The latest film to meet her criteria is The Invention of Lying. Co-written and co-directed by Ricky Gervais and Matthew Robinson, the film is a comic twist on The Twilight Zone. In a world in which nobody has ever lied, one man (Gervais) discovers how to do so. It changes his life as well as his relationship to the unattainable, out-of-his-league-gorgeous woman (Garner) who is the object of his dreams.

“It’s one of those little movies with a very big idea,” she said. “You really have to stop and imagine a world with no artifice whatsoever.”

Christopher Guest co-stars in the film, and Jason Bateman, Tina Fey and Jonah Hill make cameo appearances.

“It’s just a kooky little movie when you start bringing these huge comedy talents into the mix,” Garner said.

Working with Gervais wasn’t what she had expected, given that his comic persona is as a perfectionist with a compulsive attention to detail.

“He is very specific about certain things,” she said, “and I expected him to be that way. Ricky knew exactly what he wanted. But the worst thing about Ricky, as a director, is that if something is funny at all — and it was very improvisational — he breaks, laughs and ruins your take.

“And I would say to him: ‘It’s your movie. Just go into another room. Let me just do it.’ Ricky would say, ‘Just do it again.’

“I would be like ‘Ricky, it’s just not the same — and you suck for ruining my take!’ ”

Garner is relentlessly stalked by tabloid photographers, despite the fact that she’s never caught doing anything that’s at all newsworthy. She can usually be found in Los Angeles with her daughters, often in public parks or at a farm market.

“Does it bother me that I’m not left alone with my daughters? My theory on this is simple: ‘If you don’t let it get to you, it won’t.’ I just live my life, and I ignore the rest of it.”

Garner and her two sisters were raised in Charleston, W.Va., by her mother, an English teacher, and father, a chemical engineer. As a teen, she studied ballet, worked backstage on school theatrical productions and, by her own account, was a geek.

“I do remember my first try at a kiss — which was at the homecoming dance,” she said. “In the background was that song A Groovy Kind of Love. I had played the song in the marching band, and I knew it well.”

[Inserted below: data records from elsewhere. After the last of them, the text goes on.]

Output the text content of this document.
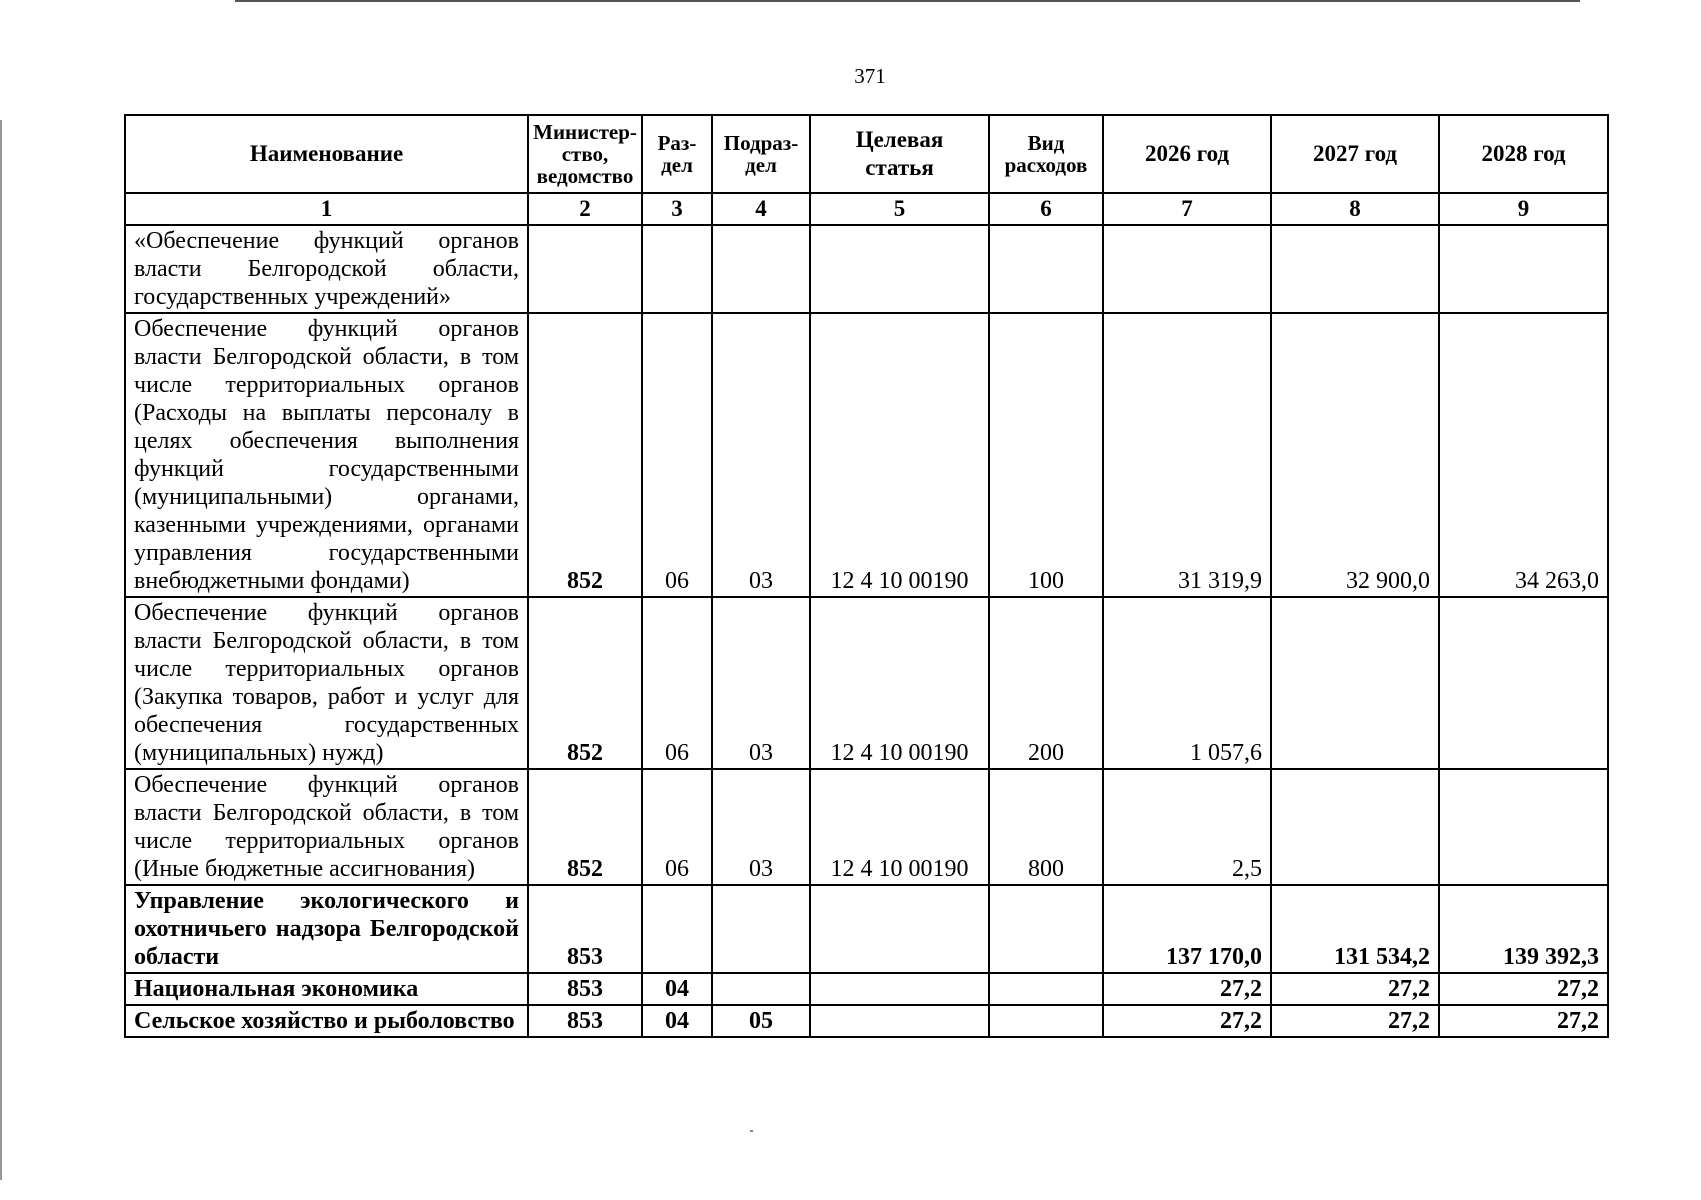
371
Наименование	Министер-ство, ведомство	Раз-дел	Подраз-дел	Целевая статья	Вид расходов	2026 год	2027 год	2028 год
1	2	3	4	5	6	7	8	9
«Обеспечение функций органов власти Белгородской области, государственных учреждений»								
Обеспечение функций органов власти Белгородской области, в том числе территориальных органов (Расходы на выплаты персоналу в целях обеспечения выполнения функций государственными (муниципальными) органами, казенными учреждениями, органами управления государственными внебюджетными фондами)	852	06	03	12 4 10 00190	100	31 319,9	32 900,0	34 263,0
Обеспечение функций органов власти Белгородской области, в том числе территориальных органов (Закупка товаров, работ и услуг для обеспечения государственных (муниципальных) нужд)	852	06	03	12 4 10 00190	200	1 057,6		
Обеспечение функций органов власти Белгородской области, в том числе территориальных органов (Иные бюджетные ассигнования)	852	06	03	12 4 10 00190	800	2,5		
Управление экологического и охотничьего надзора Белгородской области	853					137 170,0	131 534,2	139 392,3
Национальная экономика	853	04				27,2	27,2	27,2
Сельское хозяйство и рыболовство	853	04	05			27,2	27,2	27,2
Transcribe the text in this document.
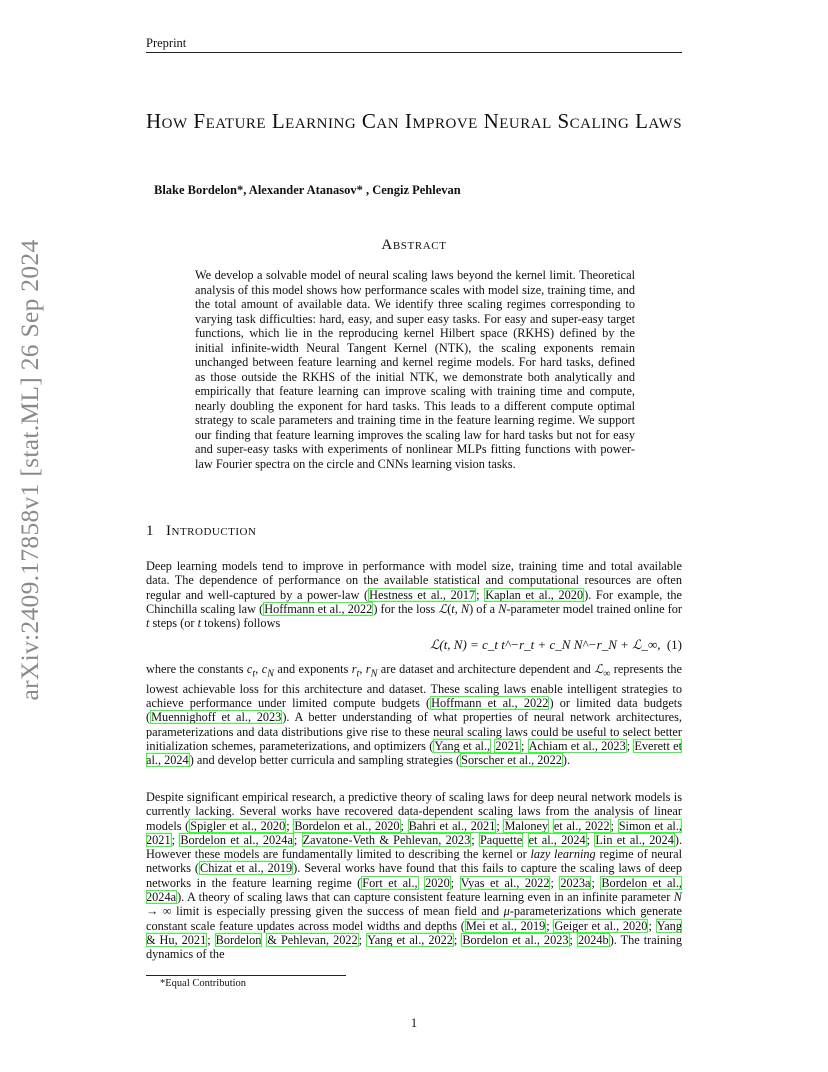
Preprint
arXiv:2409.17858v1 [stat.ML] 26 Sep 2024
How Feature Learning Can Improve Neural Scaling Laws
Blake Bordelon*, Alexander Atanasov* , Cengiz Pehlevan
Abstract

We develop a solvable model of neural scaling laws beyond the kernel limit. Theoretical analysis of this model shows how performance scales with model size, training time, and the total amount of available data. We identify three scaling regimes corresponding to varying task difficulties: hard, easy, and super easy tasks. For easy and super-easy target functions, which lie in the reproducing kernel Hilbert space (RKHS) defined by the initial infinite-width Neural Tangent Kernel (NTK), the scaling exponents remain unchanged between feature learning and kernel regime models. For hard tasks, defined as those outside the RKHS of the initial NTK, we demonstrate both analytically and empirically that feature learning can improve scaling with training time and compute, nearly doubling the exponent for hard tasks. This leads to a different compute optimal strategy to scale parameters and training time in the feature learning regime. We support our finding that feature learning improves the scaling law for hard tasks but not for easy and super-easy tasks with experiments of nonlinear MLPs fitting functions with power-law Fourier spectra on the circle and CNNs learning vision tasks.

1 Introduction

Deep learning models tend to improve in performance with model size, training time and total available data. The dependence of performance on the available statistical and computational resources are often regular and well-captured by a power-law (Hestness et al., 2017; Kaplan et al., 2020). For example, the Chinchilla scaling law (Hoffmann et al., 2022) for the loss ℒ(t, N) of a N-parameter model trained online for t steps (or t tokens) follows

ℒ(t, N) = c_t t^−r_t + c_N N^−r_N + ℒ_∞, (1)

where the constants $c_t$, $c_N$ and exponents $r_t$, $r_N$ are dataset and architecture dependent and ℒ$_\infty$ represents the lowest achievable loss for this architecture and dataset. These scaling laws enable intelligent strategies to achieve performance under limited compute budgets (Hoffmann et al., 2022) or limited data budgets (Muennighoff et al., 2023). A better understanding of what properties of neural network architectures, parameterizations and data distributions give rise to these neural scaling laws could be useful to select better initialization schemes, parameterizations, and optimizers (Yang et al., 2021; Achiam et al., 2023; Everett et al., 2024) and develop better curricula and sampling strategies (Sorscher et al., 2022).

Despite significant empirical research, a predictive theory of scaling laws for deep neural network models is currently lacking. Several works have recovered data-dependent scaling laws from the analysis of linear models (Spigler et al., 2020; Bordelon et al., 2020; Bahri et al., 2021; Maloney et al., 2022; Simon et al., 2021; Bordelon et al., 2024a; Zavatone-Veth & Pehlevan, 2023; Paquette et al., 2024; Lin et al., 2024). However these models are fundamentally limited to describing the kernel or lazy learning regime of neural networks (Chizat et al., 2019). Several works have found that this fails to capture the scaling laws of deep networks in the feature learning regime (Fort et al., 2020; Vyas et al., 2022; 2023a; Bordelon et al., 2024a). A theory of scaling laws that can capture consistent feature learning even in an infinite parameter N → ∞ limit is especially pressing given the success of mean field and μ-parameterizations which generate constant scale feature updates across model widths and depths (Mei et al., 2019; Geiger et al., 2020; Yang & Hu, 2021; Bordelon & Pehlevan, 2022; Yang et al., 2022; Bordelon et al., 2023; 2024b). The training dynamics of the

*Equal Contribution
1
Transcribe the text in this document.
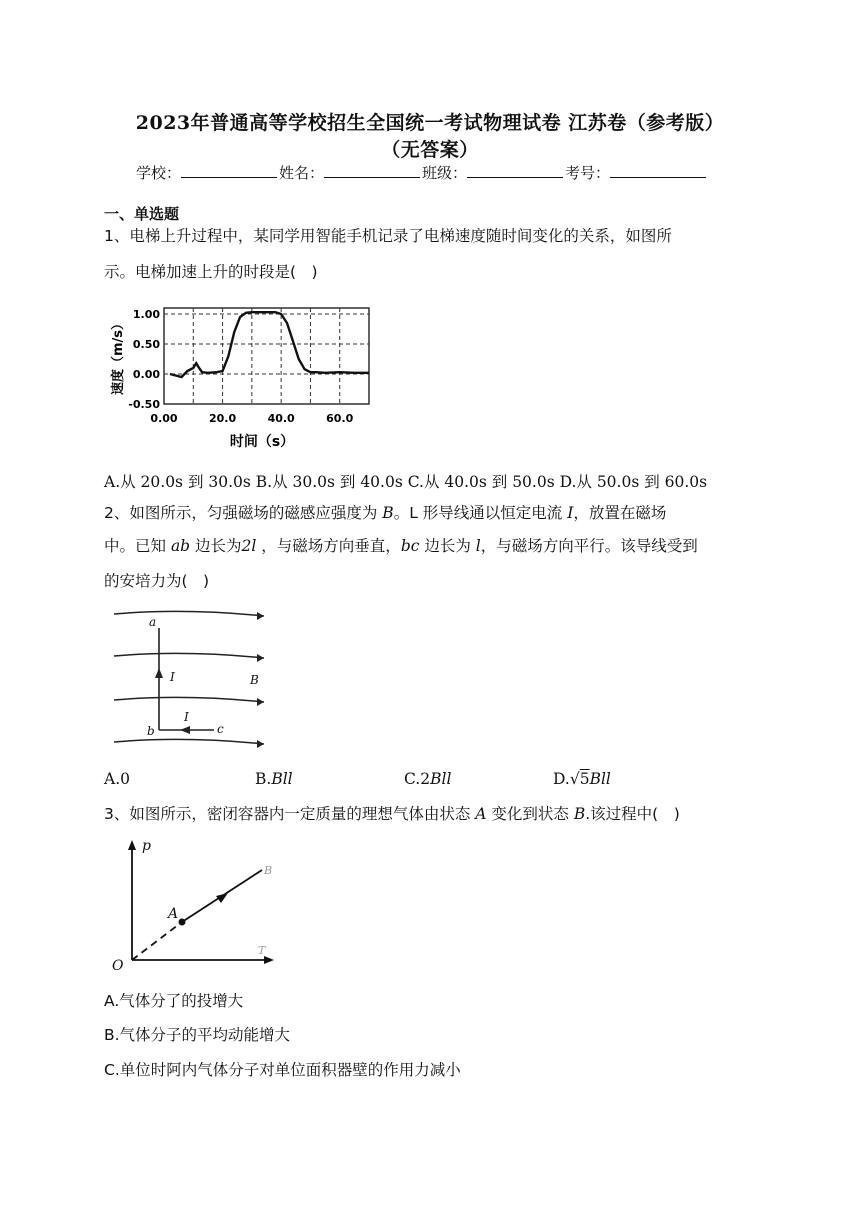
2023年普通高等学校招生全国统一考试物理试卷 江苏卷（参考版）
（无答案）
学校：	姓名：	班级：	考号：
一、单选题
1、电梯上升过程中，某同学用智能手机记录了电梯速度随时间变化的关系，如图所
示。电梯加速上升的时段是(　)
1.00
0.50
0.00
-0.50
0.00	20.0	40.0	60.0
时间（s）
速度（m/s）
A.从 20.0s 到 30.0s B.从 30.0s 到 40.0s C.从 40.0s 到 50.0s D.从 50.0s 到 60.0s
2、如图所示，匀强磁场的磁感应强度为 B。L 形导线通以恒定电流 I，放置在磁场
中。已知 ab 边长为2l ，与磁场方向垂直，bc 边长为 l，与磁场方向平行。该导线受到
的安培力为(　)
a
b	c
I
I
B
A.0	B.Bll	C.2Bll	D.√5Bll
3、如图所示，密闭容器内一定质量的理想气体由状态 A 变化到状态 B.该过程中(　)
p
O
A
B
T
A.气体分了的投增大
B.气体分子的平均动能增大
C.单位时阿内气体分子对单位面积器壁的作用力减小
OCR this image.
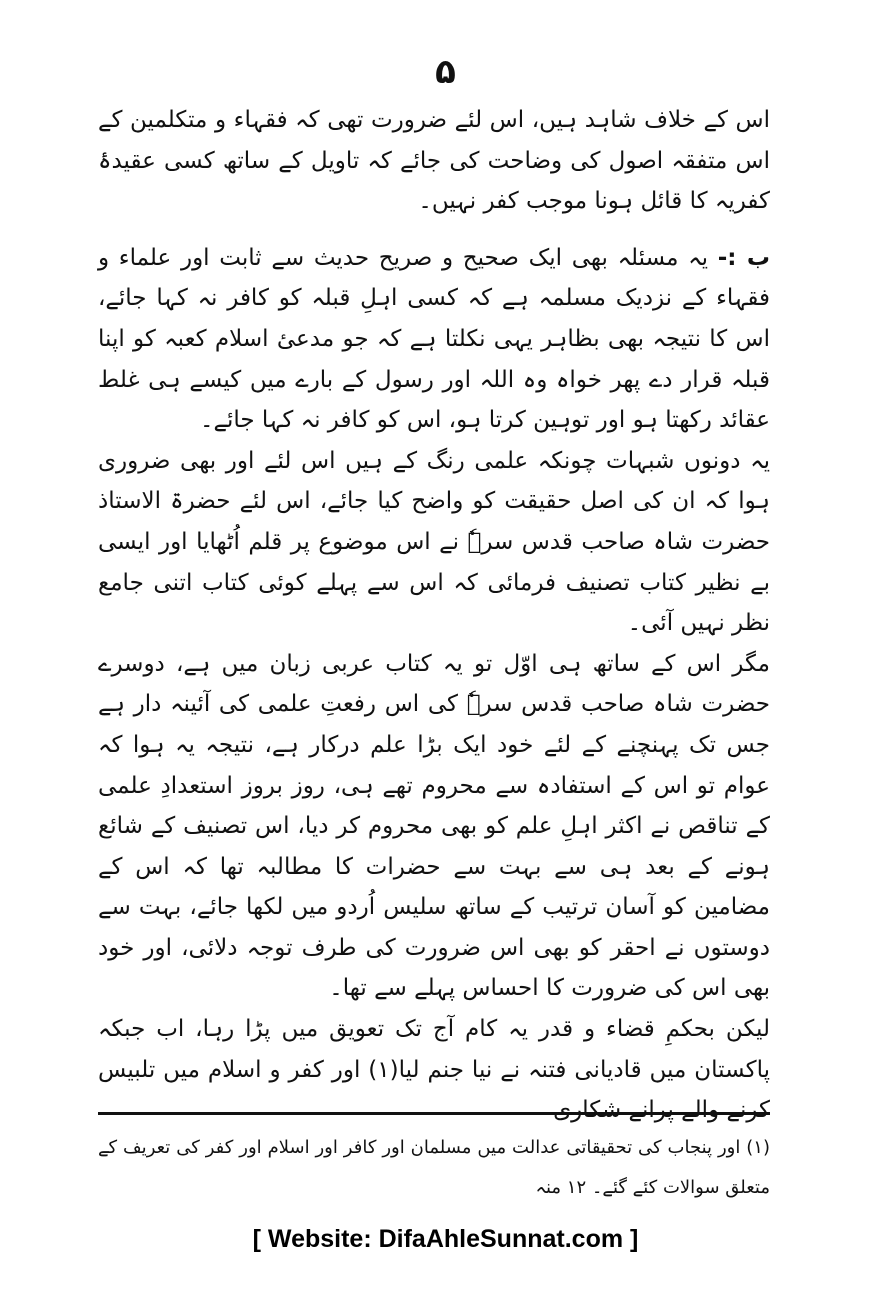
۵

اس کے خلاف شاہد ہیں، اس لئے ضرورت تھی کہ فقہاء و متکلمین کے اس متفقہ اصول کی وضاحت کی جائے کہ تاویل کے ساتھ کسی عقیدۂ کفریہ کا قائل ہونا موجب کفر نہیں۔

ب :- یہ مسئلہ بھی ایک صحیح و صریح حدیث سے ثابت اور علماء و فقہاء کے نزدیک مسلمہ ہے کہ کسی اہلِ قبلہ کو کافر نہ کہا جائے، اس کا نتیجہ بھی بظاہر یہی نکلتا ہے کہ جو مدعیٔ اسلام کعبہ کو اپنا قبلہ قرار دے پھر خواہ وہ اللہ اور رسول کے بارے میں کیسے ہی غلط عقائد رکھتا ہو اور توہین کرتا ہو، اس کو کافر نہ کہا جائے۔

یہ دونوں شبہات چونکہ علمی رنگ کے ہیں اس لئے اور بھی ضروری ہوا کہ ان کی اصل حقیقت کو واضح کیا جائے، اس لئے حضرۃ الاستاذ حضرت شاہ صاحب قدس سرہٗ نے اس موضوع پر قلم اُٹھایا اور ایسی بے نظیر کتاب تصنیف فرمائی کہ اس سے پہلے کوئی کتاب اتنی جامع نظر نہیں آئی۔

مگر اس کے ساتھ ہی اوّل تو یہ کتاب عربی زبان میں ہے، دوسرے حضرت شاہ صاحب قدس سرہٗ کی اس رفعتِ علمی کی آئینہ دار ہے جس تک پہنچنے کے لئے خود ایک بڑا علم درکار ہے، نتیجہ یہ ہوا کہ عوام تو اس کے استفادہ سے محروم تھے ہی، روز بروز استعدادِ علمی کے تناقص نے اکثر اہلِ علم کو بھی محروم کر دیا، اس تصنیف کے شائع ہونے کے بعد ہی سے بہت سے حضرات کا مطالبہ تھا کہ اس کے مضامین کو آسان ترتیب کے ساتھ سلیس اُردو میں لکھا جائے، بہت سے دوستوں نے احقر کو بھی اس ضرورت کی طرف توجہ دلائی، اور خود بھی اس کی ضرورت کا احساس پہلے سے تھا۔

لیکن بحکمِ قضاء و قدر یہ کام آج تک تعویق میں پڑا رہا، اب جبکہ پاکستان میں قادیانی فتنہ نے نیا جنم لیا(۱) اور کفر و اسلام میں تلبیس کرنے والے پرانے شکاری

(۱) اور پنجاب کی تحقیقاتی عدالت میں مسلمان اور کافر اور اسلام اور کفر کی تعریف کے متعلق سوالات کئے گئے۔ ۱۲ منہ

[ Website: DifaAhleSunnat.com ]
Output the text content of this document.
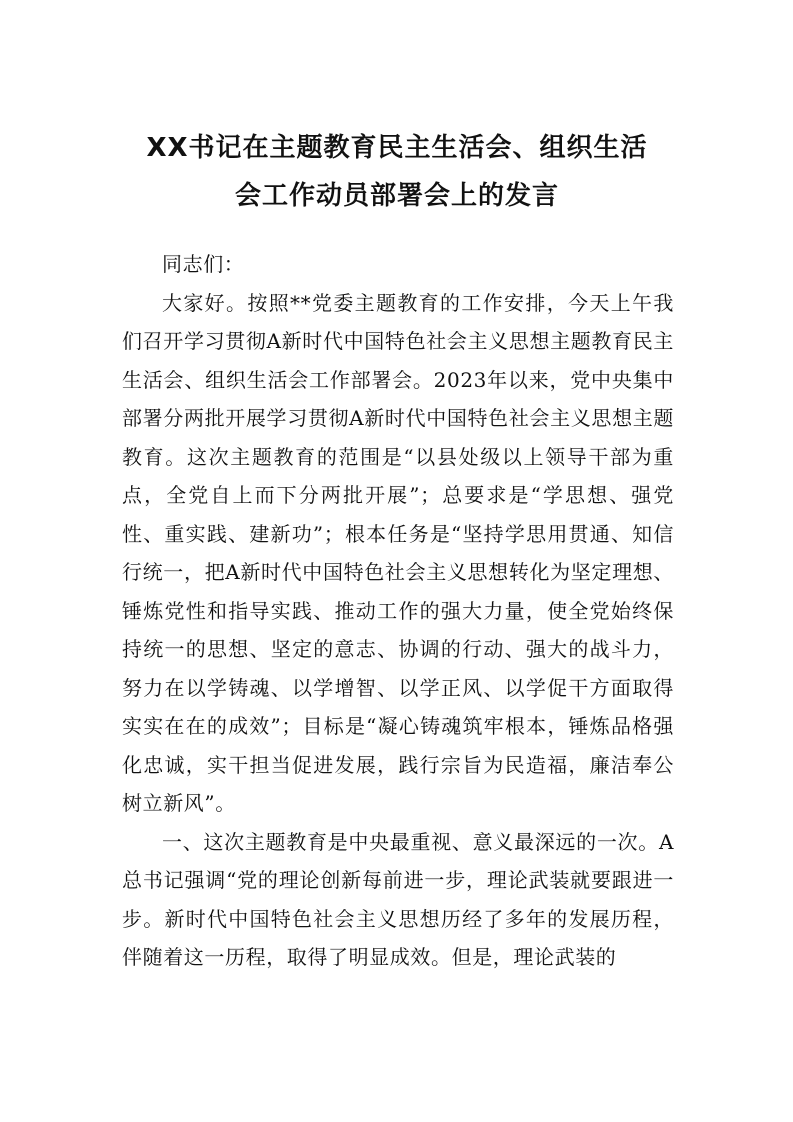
XX书记在主题教育民主生活会、组织生活
会工作动员部署会上的发言

同志们：

大家好。按照**党委主题教育的工作安排，今天上午我们召开学习贯彻A新时代中国特色社会主义思想主题教育民主生活会、组织生活会工作部署会。2023年以来，党中央集中部署分两批开展学习贯彻A新时代中国特色社会主义思想主题教育。这次主题教育的范围是“以县处级以上领导干部为重点，全党自上而下分两批开展”；总要求是“学思想、强党性、重实践、建新功”；根本任务是“坚持学思用贯通、知信行统一，把A新时代中国特色社会主义思想转化为坚定理想、锤炼党性和指导实践、推动工作的强大力量，使全党始终保持统一的思想、坚定的意志、协调的行动、强大的战斗力，努力在以学铸魂、以学增智、以学正风、以学促干方面取得实实在在的成效”；目标是“凝心铸魂筑牢根本，锤炼品格强化忠诚，实干担当促进发展，践行宗旨为民造福，廉洁奉公树立新风”。

一、这次主题教育是中央最重视、意义最深远的一次。A总书记强调“党的理论创新每前进一步，理论武装就要跟进一步。新时代中国特色社会主义思想历经了多年的发展历程，伴随着这一历程，取得了明显成效。但是，理论武装的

The kiss didn’t work out, though.

“I was trying to dance with a trumpet player that night,” she recalled. “And my friends said to him, ‘Will you dance with her?’ He wouldn’t, and he didn’t. You know — heartbreak!”

In those days, she had thoughts of a career in theater but never as an actress.

“I certainly never expected to be in front of a camera for even one day in my life,” said Garner, who started as a chemistry major at Denison University in Granville but later switched to drama.

“I thought I’d be backstage.”

After graduation, she moved to New York, where she worked as a restaurant hostess and tried futilely to find work in technical theater.

“I was trying to get any job,” she recalled, “and I was totally broke, so I started to audition for roles onstage and in front of the camera. I couldn’t believe it when I was offered a TV movie.”

That movie, a Danielle Steele adaptation called Zoya (1995), got her career rolling. Her big break came when she landed a recurring role on Felicity (1998-2002), which introduced her to two important people: Series co-star Scott Foley, who would become her first husband (they were divorced in 2003) and series creator J.J. Abrams, who made Garner an overnight sensation when he cast her as spy Sydney Bristow on Alias (2001-06).

She had played bit parts in a variety of movies, from Woody Allen’s Deconstructing Harry (1997) to the slacker comedy Dude, Where’s My Car (2000), but her big-screen career took off with a supporting role in Pearl Harbor (2001), which led to Daredevil (2003), 13 Going on 30 (2004), Elektra (2005), Catch and Release (2006), Juno (2007) and Ghosts of Girlfriends Past (2009).

To her, acting is synonymous with variety.

“The whole point of me being an actress is that I get to do different things.”